In its inaugural report, Google distinguishes between “sustained growth” trends, like tulle skirts and jogger pants; flash-in-the-pan obsessions like emoji shirts and kale sweatshirts; and “seasonal growth” trends, or styles that have come back stronger every spring, like white jumpsuits. It makes similar distinctions among sustained declines (peplum dresses), seasonal ones (skinny jeans) and fads that are probably over and done (scarf vests).
Lisa Green, who heads Google’s fashion and luxury team, said the company had begun working with major retailers, including Calvin Klein, to help them incorporate real-time Google search data into fashion planning and forecasting. “Fast fashion” companies, for example, can take a trend identified by Google and run with it, Ms.

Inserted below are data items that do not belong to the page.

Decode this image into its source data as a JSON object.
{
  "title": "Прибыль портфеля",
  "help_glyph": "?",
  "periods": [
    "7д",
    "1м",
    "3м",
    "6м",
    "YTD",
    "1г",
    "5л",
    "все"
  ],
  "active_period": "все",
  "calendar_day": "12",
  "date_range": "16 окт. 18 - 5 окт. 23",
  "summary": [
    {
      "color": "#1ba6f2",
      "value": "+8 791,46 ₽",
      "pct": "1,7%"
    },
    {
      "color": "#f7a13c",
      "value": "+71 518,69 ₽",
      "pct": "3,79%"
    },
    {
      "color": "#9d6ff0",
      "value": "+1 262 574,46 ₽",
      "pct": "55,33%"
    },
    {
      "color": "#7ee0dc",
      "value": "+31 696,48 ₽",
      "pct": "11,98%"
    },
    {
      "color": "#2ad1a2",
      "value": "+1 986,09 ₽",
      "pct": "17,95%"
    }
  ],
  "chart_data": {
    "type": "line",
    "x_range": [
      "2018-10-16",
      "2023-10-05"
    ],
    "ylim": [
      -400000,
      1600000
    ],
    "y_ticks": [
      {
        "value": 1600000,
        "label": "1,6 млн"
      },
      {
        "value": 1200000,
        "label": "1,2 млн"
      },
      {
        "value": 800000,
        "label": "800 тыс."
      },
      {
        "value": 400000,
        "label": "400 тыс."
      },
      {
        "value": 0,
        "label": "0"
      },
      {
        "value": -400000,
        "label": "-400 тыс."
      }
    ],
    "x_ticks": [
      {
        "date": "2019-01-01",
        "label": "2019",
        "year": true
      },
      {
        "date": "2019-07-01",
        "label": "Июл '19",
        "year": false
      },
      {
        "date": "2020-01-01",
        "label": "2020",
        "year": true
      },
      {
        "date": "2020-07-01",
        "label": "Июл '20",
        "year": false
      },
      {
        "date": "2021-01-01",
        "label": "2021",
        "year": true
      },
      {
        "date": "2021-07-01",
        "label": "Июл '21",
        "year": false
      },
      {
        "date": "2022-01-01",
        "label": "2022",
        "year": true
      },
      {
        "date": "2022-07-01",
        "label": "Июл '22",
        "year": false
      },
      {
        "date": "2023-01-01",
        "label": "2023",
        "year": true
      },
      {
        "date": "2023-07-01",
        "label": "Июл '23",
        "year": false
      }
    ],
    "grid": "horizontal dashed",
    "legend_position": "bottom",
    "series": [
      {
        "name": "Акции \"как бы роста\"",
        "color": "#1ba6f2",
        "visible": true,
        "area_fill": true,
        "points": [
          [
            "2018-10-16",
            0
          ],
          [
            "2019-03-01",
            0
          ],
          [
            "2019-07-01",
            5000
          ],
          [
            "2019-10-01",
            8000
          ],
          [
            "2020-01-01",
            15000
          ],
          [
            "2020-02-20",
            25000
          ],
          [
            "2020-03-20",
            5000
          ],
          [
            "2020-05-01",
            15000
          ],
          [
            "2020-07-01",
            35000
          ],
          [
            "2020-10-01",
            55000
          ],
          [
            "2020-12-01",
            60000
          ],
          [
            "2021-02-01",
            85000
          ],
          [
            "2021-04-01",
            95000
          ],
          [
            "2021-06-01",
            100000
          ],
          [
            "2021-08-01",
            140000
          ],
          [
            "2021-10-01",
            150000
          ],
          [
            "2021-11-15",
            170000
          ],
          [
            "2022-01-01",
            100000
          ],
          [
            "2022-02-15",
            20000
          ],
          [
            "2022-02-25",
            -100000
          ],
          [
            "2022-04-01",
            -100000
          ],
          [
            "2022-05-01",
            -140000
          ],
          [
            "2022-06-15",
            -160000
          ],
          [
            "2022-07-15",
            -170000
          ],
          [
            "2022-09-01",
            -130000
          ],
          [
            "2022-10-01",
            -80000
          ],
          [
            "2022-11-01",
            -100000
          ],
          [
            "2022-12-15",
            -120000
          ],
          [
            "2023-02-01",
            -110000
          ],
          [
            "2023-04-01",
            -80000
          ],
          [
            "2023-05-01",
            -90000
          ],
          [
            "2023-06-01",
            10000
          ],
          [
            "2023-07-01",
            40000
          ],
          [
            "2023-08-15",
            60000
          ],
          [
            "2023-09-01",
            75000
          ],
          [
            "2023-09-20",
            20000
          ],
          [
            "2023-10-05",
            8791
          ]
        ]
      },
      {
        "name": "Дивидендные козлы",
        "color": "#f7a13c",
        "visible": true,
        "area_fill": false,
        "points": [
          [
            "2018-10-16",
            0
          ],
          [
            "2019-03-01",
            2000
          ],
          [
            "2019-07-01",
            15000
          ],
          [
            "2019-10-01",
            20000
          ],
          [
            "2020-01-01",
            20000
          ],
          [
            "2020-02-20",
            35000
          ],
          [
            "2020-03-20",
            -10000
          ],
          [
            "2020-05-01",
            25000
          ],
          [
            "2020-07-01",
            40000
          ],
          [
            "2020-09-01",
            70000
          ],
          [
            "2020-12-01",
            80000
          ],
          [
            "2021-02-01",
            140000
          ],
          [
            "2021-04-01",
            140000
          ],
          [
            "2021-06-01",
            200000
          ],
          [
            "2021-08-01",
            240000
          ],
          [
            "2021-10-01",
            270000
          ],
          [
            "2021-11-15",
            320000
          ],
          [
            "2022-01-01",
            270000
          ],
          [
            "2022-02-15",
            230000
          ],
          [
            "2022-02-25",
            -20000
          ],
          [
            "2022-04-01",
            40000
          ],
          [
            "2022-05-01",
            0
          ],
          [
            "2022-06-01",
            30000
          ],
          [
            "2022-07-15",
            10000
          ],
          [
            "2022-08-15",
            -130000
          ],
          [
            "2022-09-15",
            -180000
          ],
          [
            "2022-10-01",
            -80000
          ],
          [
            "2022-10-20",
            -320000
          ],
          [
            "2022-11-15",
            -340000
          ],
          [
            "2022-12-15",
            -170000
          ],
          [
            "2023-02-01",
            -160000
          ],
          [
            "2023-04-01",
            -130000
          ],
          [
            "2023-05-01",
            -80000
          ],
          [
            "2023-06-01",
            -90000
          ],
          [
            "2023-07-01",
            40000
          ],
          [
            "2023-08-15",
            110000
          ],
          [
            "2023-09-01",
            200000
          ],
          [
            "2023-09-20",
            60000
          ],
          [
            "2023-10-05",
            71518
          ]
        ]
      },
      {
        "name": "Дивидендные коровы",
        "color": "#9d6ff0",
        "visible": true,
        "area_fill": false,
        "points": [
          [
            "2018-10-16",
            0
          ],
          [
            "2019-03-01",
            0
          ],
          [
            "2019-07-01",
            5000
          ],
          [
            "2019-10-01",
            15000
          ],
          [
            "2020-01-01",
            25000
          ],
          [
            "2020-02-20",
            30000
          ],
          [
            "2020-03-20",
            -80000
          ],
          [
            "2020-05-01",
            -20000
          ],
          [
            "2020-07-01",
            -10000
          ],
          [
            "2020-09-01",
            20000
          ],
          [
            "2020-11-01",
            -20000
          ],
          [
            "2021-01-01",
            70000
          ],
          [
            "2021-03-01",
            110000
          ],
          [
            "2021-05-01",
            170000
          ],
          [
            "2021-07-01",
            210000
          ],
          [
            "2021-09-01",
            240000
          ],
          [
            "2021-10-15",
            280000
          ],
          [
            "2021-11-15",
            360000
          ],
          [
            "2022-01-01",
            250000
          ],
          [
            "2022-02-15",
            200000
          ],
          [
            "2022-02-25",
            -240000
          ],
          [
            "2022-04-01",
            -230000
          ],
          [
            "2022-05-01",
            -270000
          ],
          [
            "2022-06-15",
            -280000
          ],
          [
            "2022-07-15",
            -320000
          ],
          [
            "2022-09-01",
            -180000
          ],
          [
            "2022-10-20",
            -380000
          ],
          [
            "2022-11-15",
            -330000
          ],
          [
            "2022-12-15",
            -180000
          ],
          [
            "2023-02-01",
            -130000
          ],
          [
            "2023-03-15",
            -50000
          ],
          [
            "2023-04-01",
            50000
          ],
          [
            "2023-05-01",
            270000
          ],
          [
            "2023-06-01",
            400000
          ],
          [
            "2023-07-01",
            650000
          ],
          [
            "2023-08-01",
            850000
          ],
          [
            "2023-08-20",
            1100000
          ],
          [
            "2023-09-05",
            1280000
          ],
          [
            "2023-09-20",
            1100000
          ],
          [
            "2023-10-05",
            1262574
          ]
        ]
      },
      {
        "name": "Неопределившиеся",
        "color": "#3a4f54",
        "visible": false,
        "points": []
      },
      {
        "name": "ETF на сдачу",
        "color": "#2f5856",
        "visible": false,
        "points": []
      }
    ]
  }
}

Green said.
“We’re interested in being powerful digital consultants for our brands, not just somebody they can talk to about what ads they can buy online,” she said. “They can say, ‘Google has identified this as a trend, and we have six weeks to get this out on the racks.’ ”
Google’s foray into the fashion world is part of a scramble to define, inform and tap into how people search online for everything they can buy, be it clothes or jewelry, groceries or furniture.
The search giant has long experimented with e-commerce through services like Google Shopping, which lets shoppers compare prices among different vendors, and the recently introduced Shopping Express, which lets users make grocery purchases from local retail stores and receive them on the same day or the next one. But the company’s e-commerce business trails behind Amazon or Alibaba, the established go-to sites for a plethora of products, and in fashion, Yoox and Net-a-Porter are about to merge and flex their muscles as a luxury retailing powerhouse.